Delta Center for Identity Solutions
A collaboration with Arkansas State University Center for the Study of Automatic Identification
Sponsor: Arkansas Science and Technology Authority
Research related to both identity management and identity information management. Identity management refers to the accurate, real-time, secure and tamper-proof identification and authorization of people for physical access to facilities, logical access to computer networks and for performance of various transactions. Identity information management entails measuring and improving information quality, detecting fraudulent behavior, and understanding data privacy and protection issues.

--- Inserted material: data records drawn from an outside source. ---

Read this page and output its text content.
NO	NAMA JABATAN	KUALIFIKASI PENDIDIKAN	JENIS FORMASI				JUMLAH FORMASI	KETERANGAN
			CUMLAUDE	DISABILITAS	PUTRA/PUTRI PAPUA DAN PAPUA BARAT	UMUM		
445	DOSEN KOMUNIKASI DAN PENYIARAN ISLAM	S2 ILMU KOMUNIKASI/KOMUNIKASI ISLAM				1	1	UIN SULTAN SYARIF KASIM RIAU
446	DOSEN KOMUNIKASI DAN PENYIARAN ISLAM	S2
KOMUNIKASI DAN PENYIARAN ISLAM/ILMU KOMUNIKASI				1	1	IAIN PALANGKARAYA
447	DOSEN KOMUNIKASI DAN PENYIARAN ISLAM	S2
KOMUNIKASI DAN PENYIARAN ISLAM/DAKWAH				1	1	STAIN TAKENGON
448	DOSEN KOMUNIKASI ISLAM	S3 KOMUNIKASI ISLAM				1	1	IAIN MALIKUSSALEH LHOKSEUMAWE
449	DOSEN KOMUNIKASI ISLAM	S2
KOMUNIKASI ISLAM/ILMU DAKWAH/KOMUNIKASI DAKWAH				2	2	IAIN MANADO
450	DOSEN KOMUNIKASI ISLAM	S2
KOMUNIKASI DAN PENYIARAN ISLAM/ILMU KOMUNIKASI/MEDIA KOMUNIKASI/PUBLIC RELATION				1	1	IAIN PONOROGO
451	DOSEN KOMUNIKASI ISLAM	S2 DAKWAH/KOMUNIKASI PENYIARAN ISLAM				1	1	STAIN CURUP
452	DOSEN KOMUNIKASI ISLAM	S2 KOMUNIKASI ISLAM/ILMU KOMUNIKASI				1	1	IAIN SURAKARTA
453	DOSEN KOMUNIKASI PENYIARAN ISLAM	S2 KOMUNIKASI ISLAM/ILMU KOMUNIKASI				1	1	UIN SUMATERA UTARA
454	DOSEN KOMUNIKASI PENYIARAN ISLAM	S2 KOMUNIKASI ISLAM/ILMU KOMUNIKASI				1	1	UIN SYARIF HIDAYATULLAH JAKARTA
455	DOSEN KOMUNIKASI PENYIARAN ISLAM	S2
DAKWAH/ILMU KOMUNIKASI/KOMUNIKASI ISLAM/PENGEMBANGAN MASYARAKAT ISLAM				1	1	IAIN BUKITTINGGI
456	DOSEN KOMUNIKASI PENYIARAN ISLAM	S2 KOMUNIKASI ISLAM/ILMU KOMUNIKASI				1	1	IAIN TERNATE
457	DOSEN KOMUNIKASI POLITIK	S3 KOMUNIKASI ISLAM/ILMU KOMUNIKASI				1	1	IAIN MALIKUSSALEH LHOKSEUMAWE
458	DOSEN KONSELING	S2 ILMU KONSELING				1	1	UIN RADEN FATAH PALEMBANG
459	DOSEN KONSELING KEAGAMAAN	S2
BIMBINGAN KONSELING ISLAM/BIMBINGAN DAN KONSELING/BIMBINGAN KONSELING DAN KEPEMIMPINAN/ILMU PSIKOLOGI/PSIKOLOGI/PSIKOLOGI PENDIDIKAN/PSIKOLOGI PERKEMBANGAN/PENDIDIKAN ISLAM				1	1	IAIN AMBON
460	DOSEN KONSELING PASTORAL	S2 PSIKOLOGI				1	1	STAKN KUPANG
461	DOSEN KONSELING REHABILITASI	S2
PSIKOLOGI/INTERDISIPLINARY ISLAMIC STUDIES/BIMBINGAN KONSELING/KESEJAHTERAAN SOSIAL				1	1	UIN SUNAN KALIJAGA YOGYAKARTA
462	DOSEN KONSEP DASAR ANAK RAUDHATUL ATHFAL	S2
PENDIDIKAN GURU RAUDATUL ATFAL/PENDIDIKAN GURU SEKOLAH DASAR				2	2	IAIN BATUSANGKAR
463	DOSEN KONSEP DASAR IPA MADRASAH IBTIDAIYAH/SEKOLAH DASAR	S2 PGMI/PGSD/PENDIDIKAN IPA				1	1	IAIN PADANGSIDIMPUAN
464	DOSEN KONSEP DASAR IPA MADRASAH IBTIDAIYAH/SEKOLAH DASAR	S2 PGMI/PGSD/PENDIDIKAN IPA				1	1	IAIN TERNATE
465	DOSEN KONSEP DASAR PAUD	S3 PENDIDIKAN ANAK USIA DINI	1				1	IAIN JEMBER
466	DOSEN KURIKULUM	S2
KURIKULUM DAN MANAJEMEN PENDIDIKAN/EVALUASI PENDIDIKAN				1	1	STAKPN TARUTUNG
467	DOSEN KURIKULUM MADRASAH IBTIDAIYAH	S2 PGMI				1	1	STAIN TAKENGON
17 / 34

A Semiotic Approach to Layout Inference and Data Transformation
Sponsor: Acxiom Laboratory for Applied Research
An investigation into the application of the principles of semiotics (intention, syntax, and semantics) to the problem of locating and identifying information in datasets of unknown layout through syntactic and semantic profiling. It also envisions the reuse of profiling information to the problem of developing a declarative language to describe and implement data transformations.
Methods and Techniques for Entity Identification in Open Source Documents with Partially Redacted Attributes
Sponsor: National Science Foundation
An investigation into the degree to which partial identity information (“identity fragments”) can be resolved within a large reference set of known identities based on a variety of collateral evidence including quality of match, age consistency, and family member co-location.